Articles | Volume 4, issue 7
Atmos. Meas. Tech., 4, 1471–1479, 2011
Atmos. Meas. Tech., 4, 1471–1479, 2011

Research article 20 Jul 2011

Research article | 20 Jul 2011

A field-deployable, chemical ionization time-of-flight mass spectrometer

T. H. Bertram1, J. R. Kimmel4,3,2, T. A. Crisp1, O. S. Ryder1, R. L. N. Yatavelli5, J. A. Thornton5, M. J. Cubison4,3, M. Gonin3, and D. R. Worsnop2,6 T. H. Bertram et al.
  • 1Department of Chemistry, University of California San Diego, La Jolla, CA, USA
  • 2Aerodyne Research Incorporated, Billerica, MA, USA
  • 3Tofwerk AG, Thun, Switzerland
  • 4Cooperative Institute for Research in Environmental Sciences, University of Colorado, Boulder, CO, USA
  • 5Department of Atmospheric Sciences, University of Washington, Seattle, WA, USA
  • 6Department of Physics, University of Helsinki, Helsinki, Finland

Abstract. We constructed a new chemical ionization time-of-flight mass spectrometer (CI-TOFMS) that measures atmospheric trace gases in real time with high sensitivity. We apply the technique to the measurement of formic acid via negative-ion proton transfer, using acetate as the reagent ion. A novel high pressure interface, incorporating two RF-only quadrupoles is used to efficiently focus ions through four stages of differential pumping before analysis with a compact TOFMS. The high ion-duty cycle (>20 %) of the TOFMS combined with the efficient production and transmission of ions in the high pressure interface results in a highly sensitive (>300 ions s−1 pptv−1 formic acid) instrument capable of measuring and saving complete mass spectra at rates faster than 10 Hz.

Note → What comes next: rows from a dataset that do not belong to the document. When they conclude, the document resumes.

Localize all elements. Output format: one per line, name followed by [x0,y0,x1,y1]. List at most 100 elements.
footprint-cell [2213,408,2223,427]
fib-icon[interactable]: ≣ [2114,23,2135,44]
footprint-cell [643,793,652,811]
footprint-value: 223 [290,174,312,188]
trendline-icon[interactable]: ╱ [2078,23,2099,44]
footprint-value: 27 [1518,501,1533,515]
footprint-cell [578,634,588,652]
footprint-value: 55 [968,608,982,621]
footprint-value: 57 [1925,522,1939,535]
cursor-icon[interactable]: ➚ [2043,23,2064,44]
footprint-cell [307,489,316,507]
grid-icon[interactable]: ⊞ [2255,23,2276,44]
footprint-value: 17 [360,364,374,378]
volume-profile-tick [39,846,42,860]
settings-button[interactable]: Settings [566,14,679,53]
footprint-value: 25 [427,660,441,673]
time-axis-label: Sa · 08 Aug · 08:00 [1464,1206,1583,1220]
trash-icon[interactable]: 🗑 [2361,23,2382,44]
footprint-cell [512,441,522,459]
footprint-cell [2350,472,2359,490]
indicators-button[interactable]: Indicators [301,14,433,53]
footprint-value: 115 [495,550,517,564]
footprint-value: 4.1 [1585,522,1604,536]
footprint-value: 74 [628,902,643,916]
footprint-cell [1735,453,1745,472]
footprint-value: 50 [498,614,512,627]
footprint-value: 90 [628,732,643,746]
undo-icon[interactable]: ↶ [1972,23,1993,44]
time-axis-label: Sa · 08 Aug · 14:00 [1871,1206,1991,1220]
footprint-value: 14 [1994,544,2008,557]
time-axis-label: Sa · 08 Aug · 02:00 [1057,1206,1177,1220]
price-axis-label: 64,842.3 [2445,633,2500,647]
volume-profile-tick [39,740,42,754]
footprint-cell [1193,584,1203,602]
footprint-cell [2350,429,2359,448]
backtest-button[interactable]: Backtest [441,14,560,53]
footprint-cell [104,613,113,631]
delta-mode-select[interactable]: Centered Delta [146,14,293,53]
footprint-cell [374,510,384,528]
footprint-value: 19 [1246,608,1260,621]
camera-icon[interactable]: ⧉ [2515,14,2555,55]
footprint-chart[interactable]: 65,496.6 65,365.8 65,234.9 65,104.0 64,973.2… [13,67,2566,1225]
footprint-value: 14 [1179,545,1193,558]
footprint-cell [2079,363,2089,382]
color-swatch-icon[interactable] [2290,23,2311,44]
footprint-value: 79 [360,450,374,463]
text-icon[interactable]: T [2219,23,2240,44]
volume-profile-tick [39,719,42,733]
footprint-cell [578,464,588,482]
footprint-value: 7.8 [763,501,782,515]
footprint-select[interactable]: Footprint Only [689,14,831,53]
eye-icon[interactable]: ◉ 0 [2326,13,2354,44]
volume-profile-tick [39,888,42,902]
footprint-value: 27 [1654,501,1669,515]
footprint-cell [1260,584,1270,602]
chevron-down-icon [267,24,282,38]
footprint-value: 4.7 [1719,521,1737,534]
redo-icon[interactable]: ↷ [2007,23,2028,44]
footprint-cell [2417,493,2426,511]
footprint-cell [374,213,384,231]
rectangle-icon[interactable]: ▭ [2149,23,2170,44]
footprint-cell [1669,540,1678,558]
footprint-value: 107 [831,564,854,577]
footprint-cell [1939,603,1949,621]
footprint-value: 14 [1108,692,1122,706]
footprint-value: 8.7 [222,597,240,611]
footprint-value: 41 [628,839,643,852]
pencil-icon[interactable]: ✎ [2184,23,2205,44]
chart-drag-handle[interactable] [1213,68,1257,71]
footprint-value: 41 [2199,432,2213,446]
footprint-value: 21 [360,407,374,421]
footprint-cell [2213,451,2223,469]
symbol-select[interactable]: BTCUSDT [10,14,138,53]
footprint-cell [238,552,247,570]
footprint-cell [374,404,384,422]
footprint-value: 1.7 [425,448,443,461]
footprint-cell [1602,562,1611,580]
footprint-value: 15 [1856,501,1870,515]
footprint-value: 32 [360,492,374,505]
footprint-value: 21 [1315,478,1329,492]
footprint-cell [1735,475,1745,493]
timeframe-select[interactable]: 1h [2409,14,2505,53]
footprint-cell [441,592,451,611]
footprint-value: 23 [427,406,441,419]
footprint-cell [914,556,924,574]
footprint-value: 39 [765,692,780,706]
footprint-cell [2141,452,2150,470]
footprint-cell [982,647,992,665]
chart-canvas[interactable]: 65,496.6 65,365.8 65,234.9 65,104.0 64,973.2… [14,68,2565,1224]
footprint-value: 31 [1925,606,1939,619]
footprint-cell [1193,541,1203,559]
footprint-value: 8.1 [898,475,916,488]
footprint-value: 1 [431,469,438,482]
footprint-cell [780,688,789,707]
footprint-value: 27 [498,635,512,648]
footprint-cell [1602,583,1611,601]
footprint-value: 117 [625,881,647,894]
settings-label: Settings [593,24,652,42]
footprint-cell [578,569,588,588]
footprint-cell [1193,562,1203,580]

We demonstrate the efficient transfer and detection of both bare ions and ion-molecule clusters, and characterize the instrument during field measurements aboard the R/V Atlantis as part of the CalNex campaign during the spring of 2010. The in-field short-term precision is better than 5 % at 1 pptv (pL/L), for 1-s averages. The detection limit (3 σ, 1-s averages) of the current version of the CI-TOFMS, as applied to the in situ detection of formic acid, is limited by the magnitude and variability in the background determination and was determined to be 4 pptv. Application of the CI-TOFMS to the detection of other inorganic and organic acids, as well as the use of different reagent ion molecules (e.g. I, CF3O, CO3) is promising, as we have demonstrated efficient transmission and detection of both bare ions and their associated ion-molecule clusters.